9 Wanneer de accu volledig is opgeladen, gaat het
controlelampje laadstatus (geel) op het combi-instrument
uit, gaat het controlelampje opladen (groen) op het
regelkastje uit, gaat het controlelampje opladen voltooid
(groen) branden en wordt de elektronische vergrendeling
van de laadaansluiting automatisch ontgrendeld.
Opmerking: Wanneer u het opladen voortijdig wilt
stoppen en de laadstekker wilt verwijderen, kunt u de
smart sleutel of de standaardsleutel gebruiken om het
voertuig te ontgrendelen. Hierdoor stopt het opladen
automatisch, gaat het controlelampje laadstatus (geel)

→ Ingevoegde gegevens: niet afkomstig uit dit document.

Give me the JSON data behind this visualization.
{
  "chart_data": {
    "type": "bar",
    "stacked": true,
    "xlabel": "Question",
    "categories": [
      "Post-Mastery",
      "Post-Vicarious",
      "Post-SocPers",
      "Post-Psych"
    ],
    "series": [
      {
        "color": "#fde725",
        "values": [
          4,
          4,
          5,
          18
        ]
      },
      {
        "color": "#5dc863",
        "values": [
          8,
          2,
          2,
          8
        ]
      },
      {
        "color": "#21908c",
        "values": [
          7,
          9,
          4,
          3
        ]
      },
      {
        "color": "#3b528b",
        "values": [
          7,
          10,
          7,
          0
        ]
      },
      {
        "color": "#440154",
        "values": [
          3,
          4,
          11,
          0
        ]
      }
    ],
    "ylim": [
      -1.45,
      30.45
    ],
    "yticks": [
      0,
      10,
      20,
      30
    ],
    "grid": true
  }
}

uit en wordt de elektronische vergrendeling automatisch
ontgrendeld. Als laatste zet u de contactschakelaar
weer in de stand LOCK.
Opmerking: Wanneer u oplaadt via een openbaar
AC-laadstation, sluit u de laadstekker aan op de
laadapparatuur en laadt u op volgens de instructies op
het AC-laadstation.
Opmerking: Controleer voor het opladen of de
laadapparatuur in orde is wanneer u oplaadt via een
openbaar AC-laadstation. Tijdens het opladen knippert
het controlelampje laadstatus (geel) op het combi-
instrument. Als dit niet na 3 pogingen knippert, probeer
dan of andere apparatuur wel werkt. Als die apparatuur
wel kan worden opgeladen, kan het zijn dat de eerder
gebruikte laadapparatuur beschadigd is.
50
Starten en rijden
Opmerking: Controleer of de PP- en CP-pennen van de
laadstekker niet verroest zijn wanneer u oplaadt via een
openbaar AC-laadstation. Als dat wel het geval is, maak
deze dan schoon voordat u gaat opladen.
10 Sluit de klep op de laadaansluiting.
11 Sluit het paneel van de laadaansluiting.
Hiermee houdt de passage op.